Senate Ways and Means held hearings on a bill establishing a new transportation centered group to study the needs for various highway, rail, and air transport issues that Kansas will face in the future. Various groups testified in favor the bill; cities, engineers, trucking interests, rail interests from across the state. There were no opponents.
Some Senators want to start the process of developing a new transportation plan, while also discussing funding issues at the state and federal levels. State highway funds have played an integral part of the budget debates in recent years. This effort is more pro highway plan and less using highway funds for other purposes.
Highway funding will likely be a component of this year’s budget debate, either way.
House Appropriations Chair Waymaster has said that that committee will likely start moving on budget subcommittees next week, but didn’t release a schedule, yet. Senate Ways and Means Chair McGinn hasn’t discussed budget subcommittees in great detail, yet.

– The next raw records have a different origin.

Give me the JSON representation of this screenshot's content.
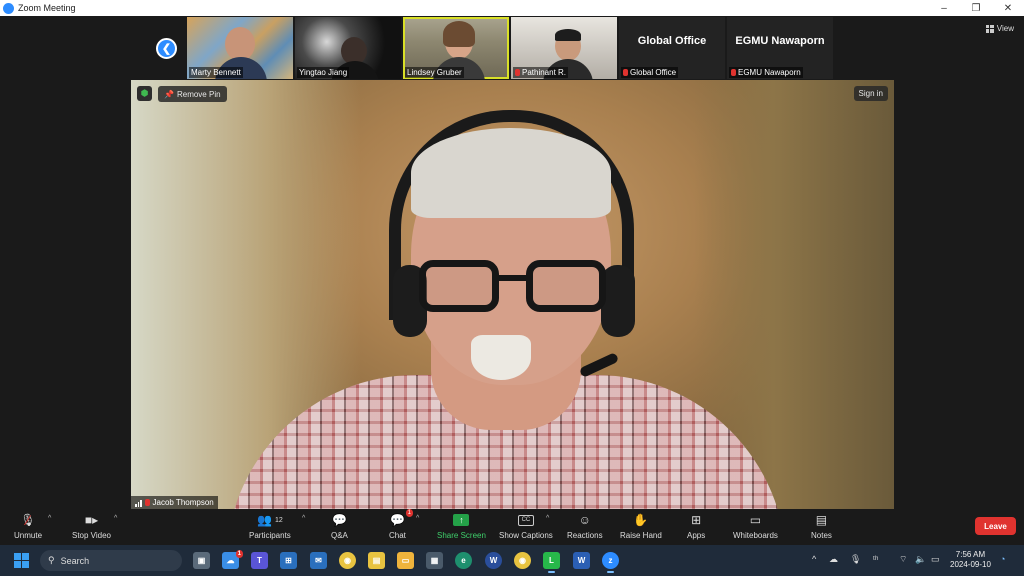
{
  "window": {
    "title": "Zoom Meeting",
    "buttons": {
      "minimize": "–",
      "restore": "❐",
      "close": "✕"
    }
  },
  "view_button": "View",
  "gallery": [
    {
      "name": "Marty Bennett",
      "muted": false
    },
    {
      "name": "Yingtao Jiang",
      "muted": false
    },
    {
      "name": "Lindsey Gruber",
      "muted": false
    },
    {
      "name": "Pathinant R.",
      "muted": true
    },
    {
      "name": "Global Office",
      "display_name": "Global Office",
      "muted": true
    },
    {
      "name": "EGMU Nawaporn",
      "display_name": "EGMU Nawaporn",
      "muted": true
    }
  ],
  "main_video": {
    "speaker": "Jacob Thompson",
    "remove_pin": "Remove Pin",
    "sign_in": "Sign in"
  },
  "toolbar": {
    "unmute": "Unmute",
    "stop_video": "Stop Video",
    "participants": "Participants",
    "participants_count": "12",
    "qa": "Q&A",
    "chat": "Chat",
    "chat_badge": "1",
    "share_screen": "Share Screen",
    "show_captions": "Show Captions",
    "reactions": "Reactions",
    "raise_hand": "Raise Hand",
    "apps": "Apps",
    "whiteboards": "Whiteboards",
    "notes": "Notes",
    "leave": "Leave"
  },
  "taskbar": {
    "search_placeholder": "Search",
    "weather_badge": "1",
    "time": "7:56 AM",
    "date": "2024-09-10"
  },
  "colors": {
    "accent": "#2d8cff",
    "leave": "#e0332f",
    "share": "#24a148",
    "active_speaker_outline": "#d9e028"
  }
}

On a 6-3 vote Wednesday the plan for CoreCivic to build a new facility was finally approved by the State Finance Council. There was some concern over the financing of the proposal that resulted in a series of delays before ultimately being resolved and approved. The new facility will be built on the grounds of the soon to be demolished Lansing State Penitentiary.

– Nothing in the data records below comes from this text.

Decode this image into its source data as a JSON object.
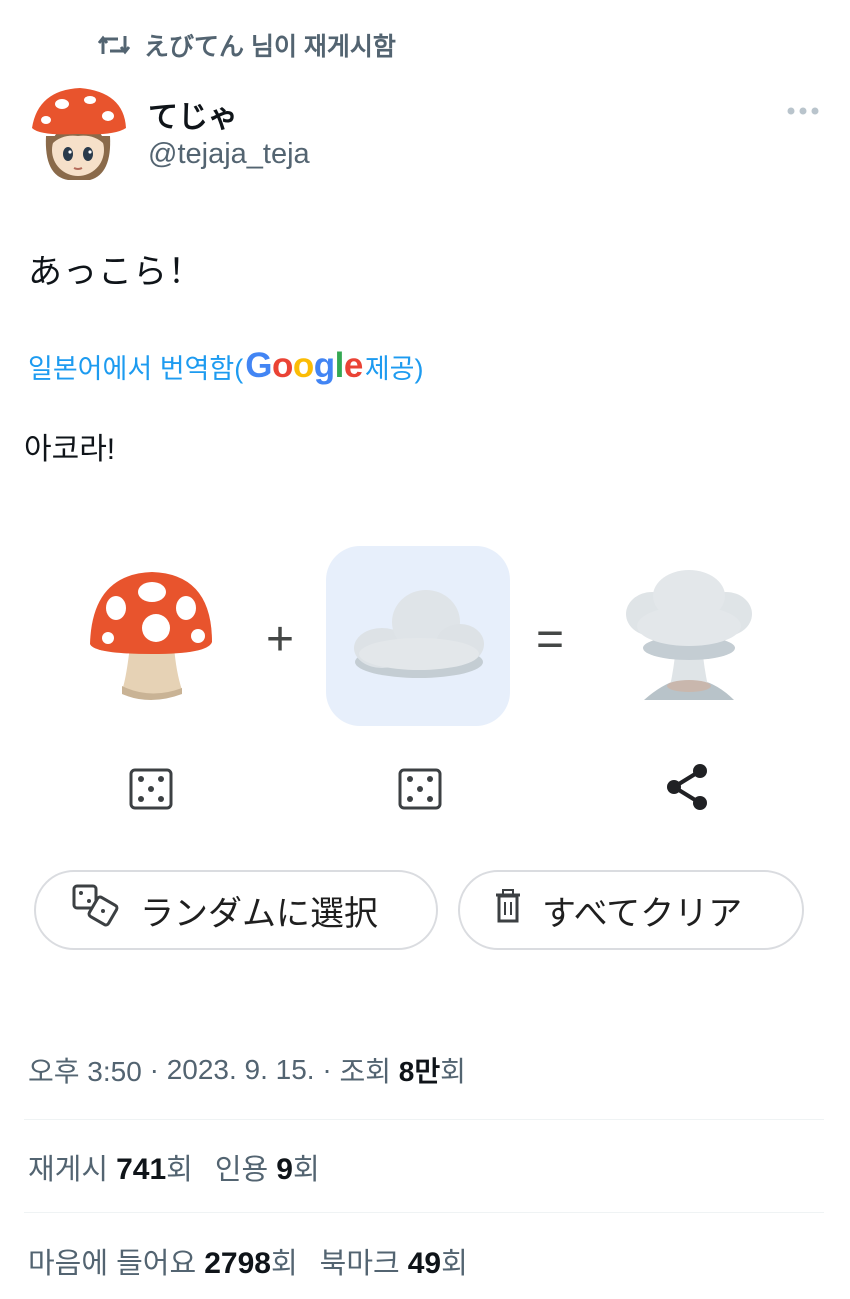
{
  "retweet": {
    "icon": "retweet-icon",
    "label": "えびてん 님이 재게시함"
  },
  "author": {
    "name": "てじゃ",
    "handle": "@tejaja_teja",
    "avatar": "mushroom-girl-avatar"
  },
  "tweet": {
    "text": "あっこら！",
    "translate_label": "일본어에서 번역함(",
    "translate_provider": "Google",
    "translate_suffix": " 제공)",
    "translated_text": "아코라!"
  },
  "mix": {
    "plus": "+",
    "equals": "=",
    "left_emoji": "mushroom",
    "middle_emoji": "cloud",
    "result_emoji": "mushroom-cloud",
    "random_button": "ランダムに選択",
    "clear_button": "すべてクリア"
  },
  "meta": {
    "time": "오후 3:50",
    "sep": " · ",
    "date": "2023. 9. 15.",
    "views_label": "조회 ",
    "views_value": "8만",
    "views_suffix": "회"
  },
  "stats": {
    "retweets_label": "재게시 ",
    "retweets_value": "741",
    "retweets_suffix": "회",
    "quotes_label": "인용 ",
    "quotes_value": "9",
    "quotes_suffix": "회",
    "likes_label": "마음에 들어요 ",
    "likes_value": "2798",
    "likes_suffix": "회",
    "bookmarks_label": "북마크 ",
    "bookmarks_value": "49",
    "bookmarks_suffix": "회"
  },
  "colors": {
    "accent": "#1d9bf0",
    "muted": "#536471",
    "tile": "#e7effb",
    "mushroom_red": "#e8542d"
  }
}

Governor Brownback on Wednesday announced this week that the plan to update KanCare, dubbed KanCare 2.0 and first rolled out late last year, is now dead. The administration will instead work on improving the existing model of KanCare and the current providers of services will continue to do so.
Also on Wednesday Olathe businessman Greg Orman officially announced his intention to run for Governor as an Independent Candidate. This announcement was hardly surprising given he had already raised nearly $500,000.00 for his campaign as reported in the end of the year campaign reports. However, it is now official; he is in and running. Orman last ran for the Senate in 2014 seeking to unseat Republican Senator Pat Roberts who ultimately defeated him. In that election the Democratic nominee, Chad Taylor, bowed out of the contest to clear the way for Orman and helping to make it largely a two person race. The Democratic Party of Kansas has already announced that this time no one would be stepping aside and Party Chairman John Gibson had some harsh words about Orman entering the race. It is widely assumed that a third party candidate will ultimately help the Republican candidate in this year’s Gubernatorial election.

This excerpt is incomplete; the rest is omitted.